Oliver Sacks’s recent essay on asylums in The New York Review of Books is a reminder that not all mental institutions are snake pits, and that in the 19th century, some asylums offered the possibility of companionship and community for those who had inadvertently opted out of so-called normalcy. In The Divided Self, another ‘60s artifact, R.D. Laing argues for schizophrenia as a viable form of existence characterized by forms of expression that have value in and of themselves, and that are not only significant as manifestations of mental illness.

When the stock market moves from inflated values to values more commensurate to the equities they reflect, financial analysts call it an adjustment . Whether for reasons financial, political, or geological, the earth seems to be in the throes of something more drastic than an adjustment. It is wobbling on its axis, both metaphorically and literally. Tectonic and climatic shifts have caused massive upheavals, taking the forms of tsunamis in Southeast Asia, flooding in the Southwest United States, drought in Africa, and the melting of polar ice caps. It was recently reported that in the next 10-15 years, shipping companies may no longer have to use the Panana Canal, as they can make their way through the North Pole, thus shaving thousands of miles off their trips. But this savings has been achieved at a cost, and not only in environmental terms. Technological advancement has been met with the equal and opposing rise of fundamentalism, with triumphs of reason overshadowed by desperate millenarian passions.
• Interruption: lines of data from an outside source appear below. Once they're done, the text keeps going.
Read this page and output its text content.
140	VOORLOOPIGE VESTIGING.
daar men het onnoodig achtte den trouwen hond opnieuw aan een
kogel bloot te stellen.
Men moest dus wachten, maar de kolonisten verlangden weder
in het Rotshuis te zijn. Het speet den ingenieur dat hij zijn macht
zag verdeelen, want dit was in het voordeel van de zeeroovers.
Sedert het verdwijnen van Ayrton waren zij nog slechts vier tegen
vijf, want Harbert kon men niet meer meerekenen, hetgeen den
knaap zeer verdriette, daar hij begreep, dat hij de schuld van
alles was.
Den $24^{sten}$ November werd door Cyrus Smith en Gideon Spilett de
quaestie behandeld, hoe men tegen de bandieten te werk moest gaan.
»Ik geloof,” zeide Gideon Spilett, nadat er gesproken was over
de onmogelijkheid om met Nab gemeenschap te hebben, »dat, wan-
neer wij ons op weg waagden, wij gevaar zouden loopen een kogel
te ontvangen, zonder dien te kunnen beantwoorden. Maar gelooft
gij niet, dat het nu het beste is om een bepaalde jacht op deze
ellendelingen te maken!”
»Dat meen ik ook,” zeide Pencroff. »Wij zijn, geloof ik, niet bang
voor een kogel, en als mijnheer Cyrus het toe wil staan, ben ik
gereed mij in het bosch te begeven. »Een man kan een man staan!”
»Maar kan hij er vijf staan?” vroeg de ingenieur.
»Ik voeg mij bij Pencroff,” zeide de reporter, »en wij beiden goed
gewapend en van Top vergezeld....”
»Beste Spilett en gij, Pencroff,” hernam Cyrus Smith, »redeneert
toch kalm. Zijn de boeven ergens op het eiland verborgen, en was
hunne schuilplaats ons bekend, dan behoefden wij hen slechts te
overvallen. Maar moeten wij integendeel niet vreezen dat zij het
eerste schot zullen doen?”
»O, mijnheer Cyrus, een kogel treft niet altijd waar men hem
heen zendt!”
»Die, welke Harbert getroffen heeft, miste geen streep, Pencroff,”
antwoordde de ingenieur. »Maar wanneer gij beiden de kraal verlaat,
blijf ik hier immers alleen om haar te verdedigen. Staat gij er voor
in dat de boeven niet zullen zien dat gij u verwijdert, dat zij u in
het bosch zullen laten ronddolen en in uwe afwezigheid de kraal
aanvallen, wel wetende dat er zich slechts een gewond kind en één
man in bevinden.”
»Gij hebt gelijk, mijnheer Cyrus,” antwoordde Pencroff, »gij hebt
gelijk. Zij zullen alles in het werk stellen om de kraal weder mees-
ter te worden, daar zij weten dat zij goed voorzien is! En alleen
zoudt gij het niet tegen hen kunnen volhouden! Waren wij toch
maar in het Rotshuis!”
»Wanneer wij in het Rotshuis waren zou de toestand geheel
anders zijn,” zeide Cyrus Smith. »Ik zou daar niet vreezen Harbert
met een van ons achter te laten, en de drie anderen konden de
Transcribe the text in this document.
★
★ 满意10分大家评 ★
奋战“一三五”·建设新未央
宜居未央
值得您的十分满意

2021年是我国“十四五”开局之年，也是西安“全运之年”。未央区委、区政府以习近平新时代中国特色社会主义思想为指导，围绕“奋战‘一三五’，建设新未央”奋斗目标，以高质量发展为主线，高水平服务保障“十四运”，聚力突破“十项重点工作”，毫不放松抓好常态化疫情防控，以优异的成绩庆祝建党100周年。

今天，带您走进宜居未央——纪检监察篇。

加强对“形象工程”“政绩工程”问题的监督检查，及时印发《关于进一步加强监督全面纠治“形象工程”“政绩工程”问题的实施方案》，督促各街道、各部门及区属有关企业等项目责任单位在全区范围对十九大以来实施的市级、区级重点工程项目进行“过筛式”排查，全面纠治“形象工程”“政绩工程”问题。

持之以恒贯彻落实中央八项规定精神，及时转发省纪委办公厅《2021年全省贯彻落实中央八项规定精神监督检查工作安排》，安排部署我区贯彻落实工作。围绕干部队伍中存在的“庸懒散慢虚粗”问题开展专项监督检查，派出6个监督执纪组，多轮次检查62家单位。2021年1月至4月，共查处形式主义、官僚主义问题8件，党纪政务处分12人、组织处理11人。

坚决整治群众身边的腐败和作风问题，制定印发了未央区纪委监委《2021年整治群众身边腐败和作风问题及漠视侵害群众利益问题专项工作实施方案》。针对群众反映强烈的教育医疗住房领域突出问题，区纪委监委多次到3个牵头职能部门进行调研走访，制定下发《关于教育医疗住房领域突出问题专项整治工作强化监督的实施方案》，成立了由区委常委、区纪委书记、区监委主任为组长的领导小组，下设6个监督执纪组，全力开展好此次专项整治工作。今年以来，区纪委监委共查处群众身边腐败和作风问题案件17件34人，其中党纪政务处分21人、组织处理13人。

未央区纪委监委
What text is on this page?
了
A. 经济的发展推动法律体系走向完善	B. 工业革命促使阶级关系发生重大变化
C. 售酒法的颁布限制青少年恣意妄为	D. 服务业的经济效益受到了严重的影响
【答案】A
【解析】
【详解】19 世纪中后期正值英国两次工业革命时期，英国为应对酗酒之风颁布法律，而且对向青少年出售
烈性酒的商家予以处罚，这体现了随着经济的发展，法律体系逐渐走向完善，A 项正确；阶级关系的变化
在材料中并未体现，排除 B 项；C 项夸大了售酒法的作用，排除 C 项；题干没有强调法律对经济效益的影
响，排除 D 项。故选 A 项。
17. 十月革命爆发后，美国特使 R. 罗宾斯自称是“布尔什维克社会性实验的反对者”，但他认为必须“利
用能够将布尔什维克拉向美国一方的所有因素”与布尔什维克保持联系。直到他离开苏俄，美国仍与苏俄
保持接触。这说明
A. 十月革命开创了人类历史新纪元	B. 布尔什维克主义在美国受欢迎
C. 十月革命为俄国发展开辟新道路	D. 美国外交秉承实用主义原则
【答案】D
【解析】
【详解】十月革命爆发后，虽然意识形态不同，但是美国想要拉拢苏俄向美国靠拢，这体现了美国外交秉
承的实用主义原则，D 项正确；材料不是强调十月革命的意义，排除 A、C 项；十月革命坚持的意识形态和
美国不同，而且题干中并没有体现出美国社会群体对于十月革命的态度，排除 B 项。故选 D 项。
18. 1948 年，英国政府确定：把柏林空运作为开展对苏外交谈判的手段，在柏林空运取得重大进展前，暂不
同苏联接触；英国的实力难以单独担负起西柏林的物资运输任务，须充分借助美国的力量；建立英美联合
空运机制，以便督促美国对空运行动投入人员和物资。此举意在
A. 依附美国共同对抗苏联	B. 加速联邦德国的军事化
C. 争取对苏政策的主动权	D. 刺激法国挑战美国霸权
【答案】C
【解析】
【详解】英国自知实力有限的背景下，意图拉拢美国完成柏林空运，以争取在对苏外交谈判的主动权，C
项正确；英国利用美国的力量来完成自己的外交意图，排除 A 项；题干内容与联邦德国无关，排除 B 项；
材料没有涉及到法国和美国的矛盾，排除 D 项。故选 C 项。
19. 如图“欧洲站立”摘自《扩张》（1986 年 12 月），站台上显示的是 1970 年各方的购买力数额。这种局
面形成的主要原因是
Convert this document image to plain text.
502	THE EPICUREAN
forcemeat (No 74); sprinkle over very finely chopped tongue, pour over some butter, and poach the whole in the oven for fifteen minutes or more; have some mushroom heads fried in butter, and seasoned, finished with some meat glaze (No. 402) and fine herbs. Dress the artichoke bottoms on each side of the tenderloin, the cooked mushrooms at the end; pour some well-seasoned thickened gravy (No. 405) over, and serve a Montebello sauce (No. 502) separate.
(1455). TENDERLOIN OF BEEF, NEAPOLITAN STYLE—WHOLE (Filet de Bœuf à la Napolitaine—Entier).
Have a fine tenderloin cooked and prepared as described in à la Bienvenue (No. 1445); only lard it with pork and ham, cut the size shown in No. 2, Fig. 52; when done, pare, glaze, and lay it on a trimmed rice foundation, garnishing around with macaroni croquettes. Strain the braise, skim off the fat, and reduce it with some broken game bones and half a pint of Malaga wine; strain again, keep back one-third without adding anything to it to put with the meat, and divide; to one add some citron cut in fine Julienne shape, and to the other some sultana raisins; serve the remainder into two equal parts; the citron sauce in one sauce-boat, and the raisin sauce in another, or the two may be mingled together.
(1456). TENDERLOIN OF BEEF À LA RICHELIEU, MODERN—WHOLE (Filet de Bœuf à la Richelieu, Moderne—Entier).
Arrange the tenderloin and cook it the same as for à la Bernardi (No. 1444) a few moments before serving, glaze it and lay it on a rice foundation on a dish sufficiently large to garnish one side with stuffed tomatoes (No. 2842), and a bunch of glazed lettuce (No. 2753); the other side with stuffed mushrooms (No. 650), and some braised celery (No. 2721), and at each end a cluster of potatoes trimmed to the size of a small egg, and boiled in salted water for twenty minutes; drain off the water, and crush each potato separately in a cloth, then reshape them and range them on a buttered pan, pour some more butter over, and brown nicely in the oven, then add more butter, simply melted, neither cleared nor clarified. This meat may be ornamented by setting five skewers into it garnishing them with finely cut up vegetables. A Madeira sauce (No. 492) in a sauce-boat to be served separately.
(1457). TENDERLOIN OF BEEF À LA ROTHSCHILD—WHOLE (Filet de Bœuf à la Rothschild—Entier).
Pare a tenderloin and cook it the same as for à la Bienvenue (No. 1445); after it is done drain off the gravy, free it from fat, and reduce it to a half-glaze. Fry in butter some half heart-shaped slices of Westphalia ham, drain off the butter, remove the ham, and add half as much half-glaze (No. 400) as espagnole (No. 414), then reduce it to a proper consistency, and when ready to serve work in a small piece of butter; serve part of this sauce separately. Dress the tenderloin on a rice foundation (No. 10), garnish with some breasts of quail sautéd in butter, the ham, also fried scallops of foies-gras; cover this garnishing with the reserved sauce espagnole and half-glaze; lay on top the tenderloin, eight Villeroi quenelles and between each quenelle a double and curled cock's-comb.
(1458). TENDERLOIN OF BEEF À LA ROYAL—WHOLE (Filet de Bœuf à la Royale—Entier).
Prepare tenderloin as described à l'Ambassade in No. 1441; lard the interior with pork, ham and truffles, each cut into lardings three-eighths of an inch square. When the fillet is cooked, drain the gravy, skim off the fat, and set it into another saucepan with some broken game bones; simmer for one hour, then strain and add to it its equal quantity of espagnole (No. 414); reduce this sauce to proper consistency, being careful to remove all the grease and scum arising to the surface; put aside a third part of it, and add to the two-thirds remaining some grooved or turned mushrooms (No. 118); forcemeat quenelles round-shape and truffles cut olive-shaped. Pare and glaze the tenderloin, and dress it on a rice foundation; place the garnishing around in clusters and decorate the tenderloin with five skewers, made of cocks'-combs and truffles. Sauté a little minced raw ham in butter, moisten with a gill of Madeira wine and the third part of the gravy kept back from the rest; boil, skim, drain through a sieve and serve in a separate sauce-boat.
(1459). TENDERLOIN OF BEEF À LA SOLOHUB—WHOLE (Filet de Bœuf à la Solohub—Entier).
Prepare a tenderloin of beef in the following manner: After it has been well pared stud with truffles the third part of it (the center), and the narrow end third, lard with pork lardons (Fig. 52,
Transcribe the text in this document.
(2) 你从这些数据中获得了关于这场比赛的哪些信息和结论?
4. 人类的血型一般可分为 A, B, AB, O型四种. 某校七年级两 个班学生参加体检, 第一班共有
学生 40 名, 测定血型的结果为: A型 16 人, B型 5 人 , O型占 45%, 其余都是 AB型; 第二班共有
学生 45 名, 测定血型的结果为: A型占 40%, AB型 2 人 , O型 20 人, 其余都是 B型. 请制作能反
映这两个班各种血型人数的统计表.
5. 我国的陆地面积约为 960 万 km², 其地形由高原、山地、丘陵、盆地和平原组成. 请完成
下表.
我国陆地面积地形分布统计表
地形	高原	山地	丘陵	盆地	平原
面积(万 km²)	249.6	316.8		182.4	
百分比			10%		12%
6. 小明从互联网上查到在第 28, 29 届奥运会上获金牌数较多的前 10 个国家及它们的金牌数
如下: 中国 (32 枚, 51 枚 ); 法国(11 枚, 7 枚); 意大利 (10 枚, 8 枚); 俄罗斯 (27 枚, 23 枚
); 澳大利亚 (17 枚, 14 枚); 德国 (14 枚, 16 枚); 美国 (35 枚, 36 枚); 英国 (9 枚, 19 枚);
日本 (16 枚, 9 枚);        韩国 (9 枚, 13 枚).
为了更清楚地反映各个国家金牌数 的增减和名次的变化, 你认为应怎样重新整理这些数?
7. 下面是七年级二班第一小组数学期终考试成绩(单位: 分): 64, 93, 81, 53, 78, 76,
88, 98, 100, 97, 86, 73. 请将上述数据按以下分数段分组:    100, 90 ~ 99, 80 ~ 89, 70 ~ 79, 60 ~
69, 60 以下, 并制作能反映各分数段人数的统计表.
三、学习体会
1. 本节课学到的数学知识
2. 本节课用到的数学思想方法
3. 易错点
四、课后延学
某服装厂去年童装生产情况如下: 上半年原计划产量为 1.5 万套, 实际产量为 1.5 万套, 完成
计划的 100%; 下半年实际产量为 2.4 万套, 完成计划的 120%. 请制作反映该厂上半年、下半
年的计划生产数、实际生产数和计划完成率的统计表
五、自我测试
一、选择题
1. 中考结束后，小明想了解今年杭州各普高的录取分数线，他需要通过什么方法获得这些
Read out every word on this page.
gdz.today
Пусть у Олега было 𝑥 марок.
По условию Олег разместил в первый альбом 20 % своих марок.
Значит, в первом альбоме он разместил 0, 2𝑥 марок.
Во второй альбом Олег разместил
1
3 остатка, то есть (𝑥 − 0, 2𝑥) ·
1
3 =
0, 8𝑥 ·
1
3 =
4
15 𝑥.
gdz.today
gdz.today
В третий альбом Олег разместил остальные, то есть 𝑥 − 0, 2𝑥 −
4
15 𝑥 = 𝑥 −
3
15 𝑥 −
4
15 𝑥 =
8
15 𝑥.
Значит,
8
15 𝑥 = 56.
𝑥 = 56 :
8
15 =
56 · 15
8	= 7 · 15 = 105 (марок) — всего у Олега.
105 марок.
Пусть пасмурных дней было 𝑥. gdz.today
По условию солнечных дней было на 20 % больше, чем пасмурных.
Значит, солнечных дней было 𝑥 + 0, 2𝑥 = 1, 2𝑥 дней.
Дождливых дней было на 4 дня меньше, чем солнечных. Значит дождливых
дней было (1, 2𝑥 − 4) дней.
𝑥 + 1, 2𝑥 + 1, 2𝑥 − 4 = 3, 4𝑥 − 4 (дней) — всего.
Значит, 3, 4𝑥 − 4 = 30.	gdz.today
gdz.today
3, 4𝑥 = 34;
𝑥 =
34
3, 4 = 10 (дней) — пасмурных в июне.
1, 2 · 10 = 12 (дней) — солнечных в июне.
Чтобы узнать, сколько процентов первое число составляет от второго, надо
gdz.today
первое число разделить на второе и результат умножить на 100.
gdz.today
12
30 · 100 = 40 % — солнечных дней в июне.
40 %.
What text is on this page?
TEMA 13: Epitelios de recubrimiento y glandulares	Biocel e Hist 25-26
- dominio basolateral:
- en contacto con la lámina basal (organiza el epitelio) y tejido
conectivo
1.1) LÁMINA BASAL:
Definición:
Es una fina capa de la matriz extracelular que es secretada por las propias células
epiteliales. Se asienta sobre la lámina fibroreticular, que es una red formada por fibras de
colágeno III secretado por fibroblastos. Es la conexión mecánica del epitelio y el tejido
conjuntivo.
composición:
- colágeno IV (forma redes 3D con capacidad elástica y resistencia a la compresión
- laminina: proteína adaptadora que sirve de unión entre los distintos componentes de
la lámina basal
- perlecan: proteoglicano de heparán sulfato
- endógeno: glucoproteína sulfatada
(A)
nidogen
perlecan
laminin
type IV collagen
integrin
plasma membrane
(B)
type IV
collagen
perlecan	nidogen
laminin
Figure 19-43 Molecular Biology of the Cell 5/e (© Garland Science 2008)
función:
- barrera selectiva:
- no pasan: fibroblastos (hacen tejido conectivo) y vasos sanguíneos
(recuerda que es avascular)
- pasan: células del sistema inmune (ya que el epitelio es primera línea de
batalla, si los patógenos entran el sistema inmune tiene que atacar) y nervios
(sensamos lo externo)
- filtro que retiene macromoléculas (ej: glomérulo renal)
Every age has its upheavals, its plagues, its inquisitions. In the twelfth century, the Arab world, now so fraught with the ravages of war and religious strife, was the seat of advanced science, with polymathss like Averroes making historic contributions. Today, globalism has compounded the effects of local upheaval. Modern transportation exports viruses and violence with equal efficiency. A once economically viable society like Iceland finds its whole financial system in danger of collapse due to the alacrity with which it leveraged its investments abroad.

Can we still refer to Imperial America when talking about a country whose deficit exceeds the trillion-dollar mark? And when and how do changes in the bulwarks of a society filter down to the foot soldiers of the everyday life? Astronomers believe that a meteor hitting the earth may have caused the ice age, eradicating a huge reptilian population. Which economic or meteorological scourge will hasten the onset of the newest stage of evolution, and where will it lead? Will life still be here—or elsewhere?